Friday, June 09, 2006

The Blue-Green Alliance

Environmentalists have been stereotyped as overeducated upper middle class white people. When it comes to the bigger enviro organizations, the stereotype has not been far off the mark. But the brutal fact is that working people, people of color and poor people suffer disproportionately from pollution, chemical contamination in the workplace and the neighborhood, and toxic waste. We may hear nothing but casino casino, but the favorite dump sites for toxics are Indian reservations. Locate a Wal-Mart, and there is likely to be a toxic site nearby. This is apart from the general effect of pollution and the Climate Crisis on all of us.

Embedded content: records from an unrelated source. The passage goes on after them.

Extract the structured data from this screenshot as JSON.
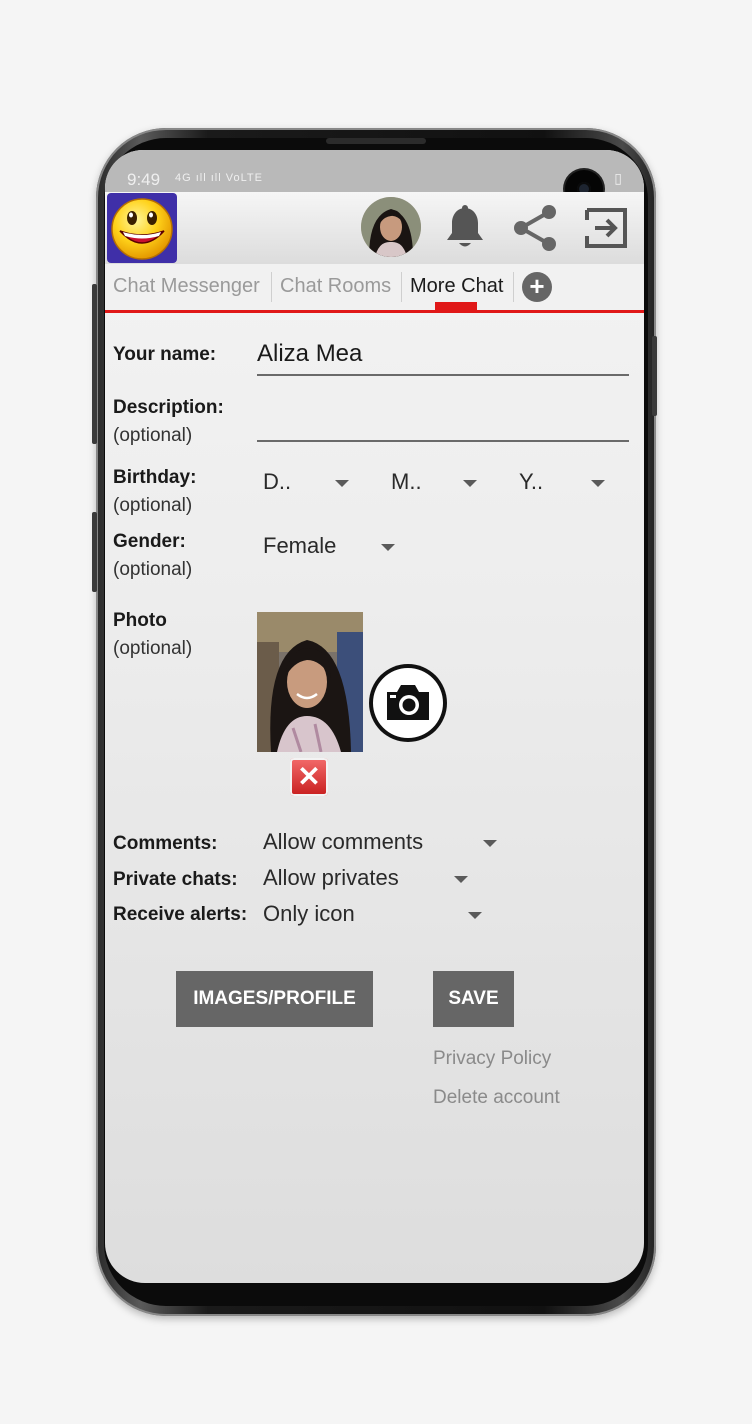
{
  "status_bar": {
    "time": "9:49",
    "signal": "4G ıll ıll VoLTE",
    "battery": "▯"
  },
  "toolbar": {
    "logo_icon": "smiley-face-icon",
    "avatar_icon": "profile-avatar",
    "icons": [
      "bell-icon",
      "share-icon",
      "logout-icon"
    ]
  },
  "tabs": [
    {
      "label": "Chat Messenger",
      "active": false
    },
    {
      "label": "Chat Rooms",
      "active": false
    },
    {
      "label": "More Chat",
      "active": true
    }
  ],
  "tabs_add_icon": "plus-circle-icon",
  "form": {
    "name_label": "Your name:",
    "name_value": "Aliza Mea",
    "description_label": "Description:",
    "description_optional": "(optional)",
    "description_value": "",
    "birthday_label": "Birthday:",
    "birthday_optional": "(optional)",
    "birthday_day": "D..",
    "birthday_month": "M..",
    "birthday_year": "Y..",
    "gender_label": "Gender:",
    "gender_optional": "(optional)",
    "gender_value": "Female",
    "photo_label": "Photo",
    "photo_optional": "(optional)",
    "comments_label": "Comments:",
    "comments_value": "Allow comments",
    "private_label": "Private chats:",
    "private_value": "Allow privates",
    "alerts_label": "Receive alerts:",
    "alerts_value": "Only icon"
  },
  "buttons": {
    "images_profile": "IMAGES/PROFILE",
    "save": "SAVE"
  },
  "links": {
    "privacy": "Privacy Policy",
    "delete": "Delete account"
  },
  "colors": {
    "accent": "#e01818",
    "button_bg": "#666666",
    "logo_bg": "#3f2fa8"
  }
}
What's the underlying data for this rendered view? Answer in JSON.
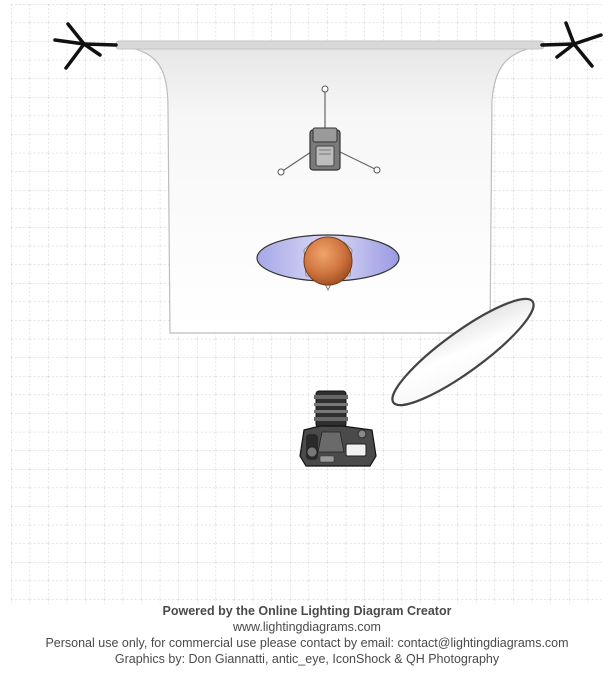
{
  "diagram": {
    "items": [
      {
        "kind": "background-stand",
        "label": "background paper with stands"
      },
      {
        "kind": "light",
        "label": "flash head on tripod"
      },
      {
        "kind": "subject",
        "label": "model seen from above"
      },
      {
        "kind": "reflector",
        "label": "silver reflector"
      },
      {
        "kind": "camera",
        "label": "DSLR camera"
      }
    ]
  },
  "footer": {
    "line1": "Powered by the Online Lighting Diagram Creator",
    "line2": "www.lightingdiagrams.com",
    "line3": "Personal use only, for commercial use please contact by email: contact@lightingdiagrams.com",
    "line4": "Graphics by: Don Giannatti, antic_eye, IconShock & QH Photography"
  }
}
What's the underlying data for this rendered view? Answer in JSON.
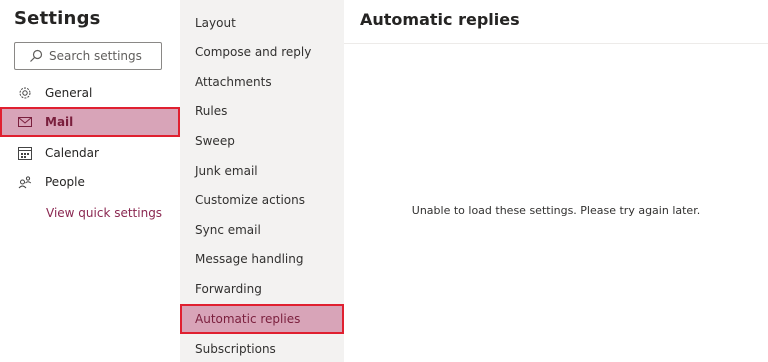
{
  "settings": {
    "title": "Settings",
    "search_placeholder": "Search settings",
    "nav": [
      {
        "label": "General",
        "icon": "gear-icon"
      },
      {
        "label": "Mail",
        "icon": "mail-icon",
        "selected": true
      },
      {
        "label": "Calendar",
        "icon": "calendar-icon"
      },
      {
        "label": "People",
        "icon": "people-icon"
      }
    ],
    "view_quick_settings": "View quick settings"
  },
  "mail_menu": {
    "items": [
      "Layout",
      "Compose and reply",
      "Attachments",
      "Rules",
      "Sweep",
      "Junk email",
      "Customize actions",
      "Sync email",
      "Message handling",
      "Forwarding",
      "Automatic replies",
      "Subscriptions"
    ],
    "selected": "Automatic replies"
  },
  "content": {
    "title": "Automatic replies",
    "message": "Unable to load these settings. Please try again later."
  },
  "colors": {
    "accent": "#8a2750",
    "selection_bg": "#d8a4b8",
    "highlight_border": "#e02030"
  }
}
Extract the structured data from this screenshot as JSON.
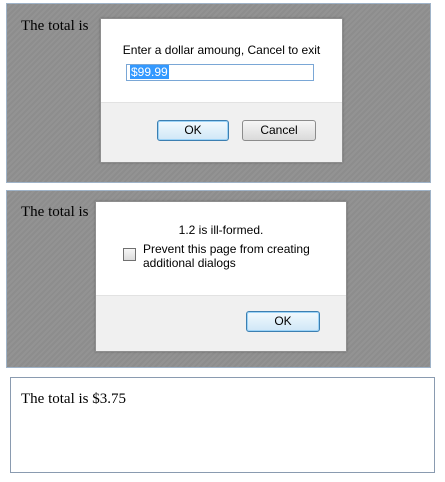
{
  "panel1": {
    "total_label": "The total is",
    "prompt": {
      "message": "Enter a dollar amoung, Cancel to exit",
      "input_value": "$99.99",
      "ok_label": "OK",
      "cancel_label": "Cancel"
    }
  },
  "panel2": {
    "total_label": "The total is",
    "alert": {
      "message": "1.2 is ill-formed.",
      "checkbox_label": "Prevent this page from creating additional dialogs",
      "checkbox_checked": false,
      "ok_label": "OK"
    }
  },
  "panel3": {
    "total_text": "The total is $3.75"
  }
}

Big Business, especially in extractive industries like timber and mining, have successfully turned blue collar workers against environmentalists, even though they have more common cause than reasons for emnity. Big Labor, otherwise casting a jaudiced eye on anything Big Business is for, have often cooperated in this illusory and counterproductive stance.

That's been changing slowly for some time, and today marks a watershed event in that change: the announcement of common cause made by the United Steelworkers of America and the Sierra Club, the biggest organizations (symbolically and actually) in their respective fields.

The New York Times says:After decades of fighting between blue-collar unions and green activists, the steelworkers and the Sierra Club say they will use the alliance to battle for energy independence and against global warming and toxic pollutants.

A central goal of the partnership, called the Blue/Green Alliance, will be to reassure workers that measures to improve the environment need not jeopardize jobs. "We're going to work together to try to blow up the myth that you can't have a clean environment and good jobs," said Leo Gerard, the president of the steelworkers union, which has 850,000 members.

In terms of the Climate Crisis, both organizations support the Apollo Alliance, which itself has brought together labor, industry and environmentalists, to promote new energy technologies and other technologies that will simultaenously respond to the Climate Crisis and other environmental challenges, while seeding the equivalent of a new industrial revolution in the U.S.

"Secure 21st-century jobs are those that will help solve the problem of global warming with energy efficiency and renewable energy," Mr. Gerard said.